Del remilgo académico
Trabajo en el mundo académico, pero debo decir que me repugna el remilgo académico, y en este sentido, soy profundamente antiacadémico. Amo la libertad y la creatividad. Einstein, Nietzsche o Zweig, por ejemplo, no necesitaron supervisión universitaria alguna para elaborar sus mejores trabajos. De otra forma, su potencial tal vez hubiese quedado atrofiado y la humanidad no hubiese conocido sus frutos. El ritual académico constituye casi un culto, y, como todo culto, es muy respetado por legiones de profesores de muchas instituciones del mundo.
Como en todas partes, dentro de la academia también existen debates, algunos muy encendidos. ¿Qué es el conocimiento?, ¿cómo llegar a él?, son algunas de las preguntas que generan más controversia. En este sentido, muchos centros académicos fueron dejando atrás el cientificismo, para abrirse a formatos menos formalistas, pero más libres, sobre todo en niveles de posgrado. Esta visión del conocimiento, como es de suponer, no es bien vista por el conservadurismo académico, que se ase de la tradición epistémica y cuenta con muchos partidarios en el mundo educativo.
Hace poco, un profesor universitario boliviano me decía que un trabajo final de maestría en una rama de los estudios sociales, no podía ser un ensayo académico porque lo consideraba como un dibujo libre. Ese juicio responde precisamente al dejo academicista que no abre paso a la creatividad ni da rienda suelta al ingenio.

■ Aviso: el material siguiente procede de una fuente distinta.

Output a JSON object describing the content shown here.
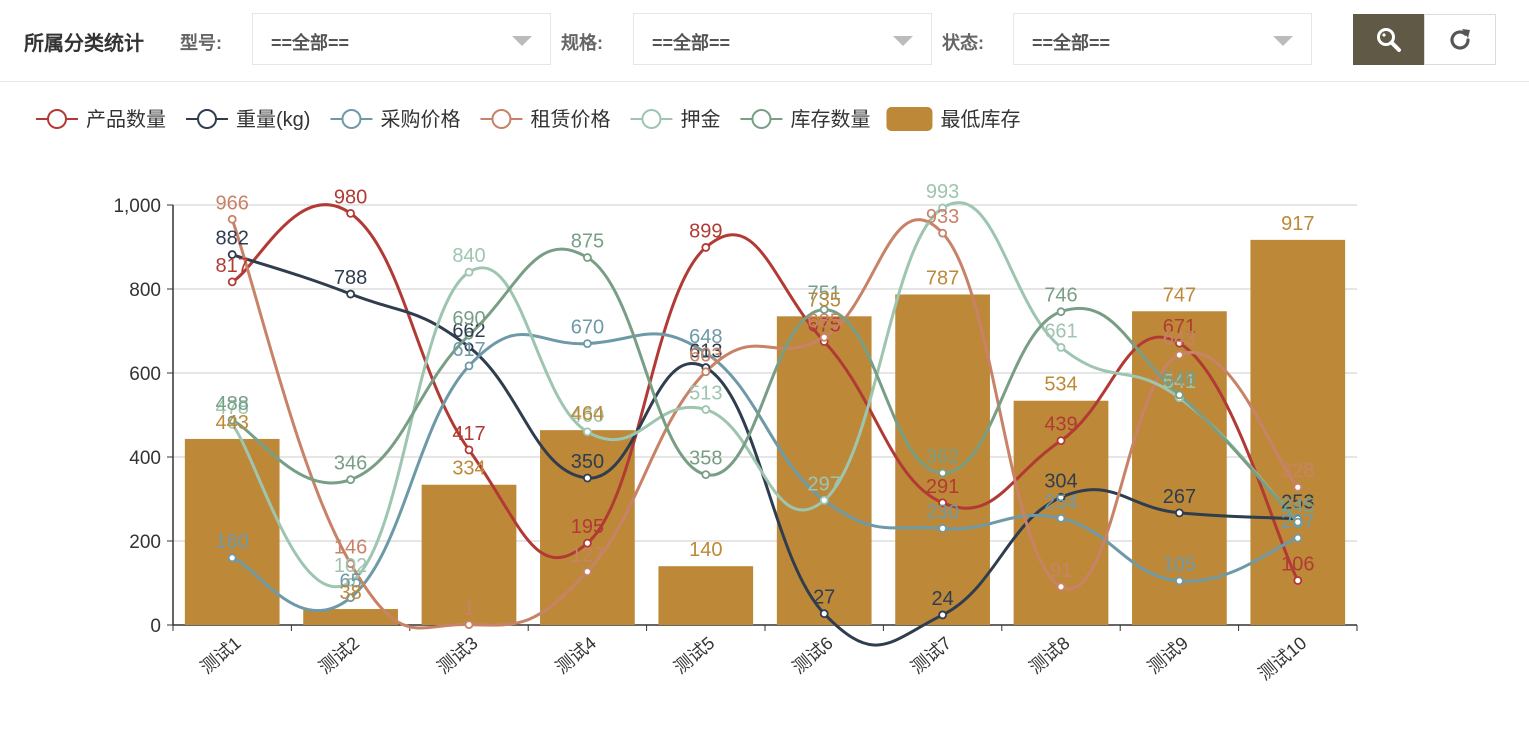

Pero el género ensayístico, como su propio padre (Montaigne) demostraba, no tiene el fin de llegar a conclusiones definitivas, sino de tentar, aproximarse, acercarse o, valga la redundancia, ensayar posibles respuestas al problema planteado. De hecho, el ensayo es el género que más se aproxima a la verdad, puesto que, a diferencia de una tesis tradicional —la cual se ufana de llegar a conclusiones definitivas (siempre relativas, por lo demás)— aquel queda perplejo en la orilla del escepticismo. En realidad, creo que plantear preguntas o dejar cabos sueltos en el debate deberían ser las mejores respuestas para todo trabajo académico, al menos en humanidades o estudios sociales.
En su autobiografía, Stefan Zweig afirma haber concluido el doctorado solo por complacer a su entorno familiar; en otras palabras, por el cartón. Sabía que la academia no sería el lugar propicio para escribir todo lo que bullía en su creativa mente; además, al igual que Albert Einstein, sentía aversión por la autoridad, lo cual encendía en él una insumisión ante sus profesores.
Igual que Zweig y tantos otros, creo que muchas personas creativas se meten hoy en programas académicos —en las más grandes universidades como en las más pequeñas— únicamente porque el sistema exige diplomas, mas no porque aquellos vayan a proporcionarles algo que sus esfuerzos autónomos no puedan proveerles.
Hace años, leyendo sobre la vida de Carlyle, me topé con una frase que me encanta porque me identifica: “La verdadera universidad de hoy en día es una colección de libros”. Emerson opinaba también que los mejores libros podían suplir a la mejor universidad, al igual que Zweig: “Se puede llegar a ser un extraordinario filósofo, historiador, jurista y cualquier otra cosa sin tener que ir a la universidad”. El autor de Fausto renunció al doctorado porque su tesis no convenció al tribunal…
En el mundo contemporáneo, cuando el conocimiento se hace tan específico e irrumpe la inteligencia artificial —que puede elaborar en poco tiempo estados del arte, cruces de datos o monografías—, aferrarse al tradicionalismo académico resulta un sinsentido. Según Harari, el mundo está tan abrumado de información de todas las ramas del saber, que lo que la educación necesita hacer ahora es tamizarla.
Por todo esto, los profesores deberían irse abriendo a nuevas posibilidades en cuanto a los productos que el estudiante elabora en su periodo lectivo o al cabo de él, aunque esto suponga, como en el caso del ensayo, la especulación o el sacrificio de la precisión en los resultados finales.